Sunday, September 30, 2007

there is no typo/erro in the pattern database question..

Gavin's comments notwithstanding, there are no typos in the pattern database
question. You should do it the way it is given

(by the way, it is fine for h*(n) to be \infinity. You can still talk about admissiblity and
relative informedness of h1(n) and h2(n) ).

rao

1 comment:

Gavin Lewis said...

I was thinking about ways to define h* in two problematic cases.

1 - no goal states exist.
2 - no reachable goal states exist (subset of 1).

The problem seems to be that h* is defined in terms of lowest cost, and that cost is somewhat problematic in the 'no reachable goal states' case (simply defined as infinity there?) and is more problematic when there are no goal states.
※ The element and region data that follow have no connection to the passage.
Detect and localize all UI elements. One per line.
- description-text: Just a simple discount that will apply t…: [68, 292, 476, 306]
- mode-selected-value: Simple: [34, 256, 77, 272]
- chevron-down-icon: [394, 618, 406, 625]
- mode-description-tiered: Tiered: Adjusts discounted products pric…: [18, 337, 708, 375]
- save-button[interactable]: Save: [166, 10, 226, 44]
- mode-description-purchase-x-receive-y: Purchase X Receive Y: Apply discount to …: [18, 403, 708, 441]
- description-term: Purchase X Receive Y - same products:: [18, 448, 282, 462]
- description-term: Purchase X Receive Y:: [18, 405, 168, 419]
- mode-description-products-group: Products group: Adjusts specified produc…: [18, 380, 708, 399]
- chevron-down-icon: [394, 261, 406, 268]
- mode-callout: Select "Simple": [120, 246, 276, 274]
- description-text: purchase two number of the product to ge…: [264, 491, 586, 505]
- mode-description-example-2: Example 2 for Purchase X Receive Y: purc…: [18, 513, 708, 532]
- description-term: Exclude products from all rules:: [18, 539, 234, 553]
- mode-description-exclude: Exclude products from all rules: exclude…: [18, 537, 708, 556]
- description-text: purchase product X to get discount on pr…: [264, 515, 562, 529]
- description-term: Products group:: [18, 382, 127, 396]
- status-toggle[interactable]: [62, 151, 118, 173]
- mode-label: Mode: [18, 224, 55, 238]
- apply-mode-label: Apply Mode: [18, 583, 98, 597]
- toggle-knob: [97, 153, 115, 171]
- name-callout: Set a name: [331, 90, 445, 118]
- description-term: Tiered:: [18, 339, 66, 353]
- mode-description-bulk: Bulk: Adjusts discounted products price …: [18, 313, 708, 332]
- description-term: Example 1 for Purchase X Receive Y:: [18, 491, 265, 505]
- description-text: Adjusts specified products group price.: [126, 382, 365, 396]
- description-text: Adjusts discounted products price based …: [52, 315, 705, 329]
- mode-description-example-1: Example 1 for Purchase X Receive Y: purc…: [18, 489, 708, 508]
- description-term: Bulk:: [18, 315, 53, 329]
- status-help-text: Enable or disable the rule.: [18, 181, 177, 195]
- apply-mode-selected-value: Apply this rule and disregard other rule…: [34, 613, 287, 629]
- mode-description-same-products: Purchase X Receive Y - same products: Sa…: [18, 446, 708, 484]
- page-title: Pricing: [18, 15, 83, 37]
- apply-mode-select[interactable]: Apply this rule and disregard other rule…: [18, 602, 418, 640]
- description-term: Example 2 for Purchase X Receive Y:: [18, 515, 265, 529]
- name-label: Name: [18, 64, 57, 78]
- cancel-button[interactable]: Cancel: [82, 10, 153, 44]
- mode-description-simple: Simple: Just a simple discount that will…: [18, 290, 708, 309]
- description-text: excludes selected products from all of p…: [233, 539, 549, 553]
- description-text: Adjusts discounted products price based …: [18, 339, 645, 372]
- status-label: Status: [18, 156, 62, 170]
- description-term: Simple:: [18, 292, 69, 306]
When there are no goal states, does it make sense to say that h* has no value, or alternately that h* has any value? (Let's say we pick 10 for h*. There exist no goal states with higher cost, because there exist no goal states.)

If we take a different approach and require h* to correspond to an actual path or set of paths with the same cost (need not be explicitly known), it has no value for either of the two cases.

What I'm guessing is that we're simply defining the cost of an unreachable goal to be positive infinity, and we are excluding "no goal states exist period" from the domain of h*. Does this sound right? [It feels like the best balance of pragmatism and consistency.]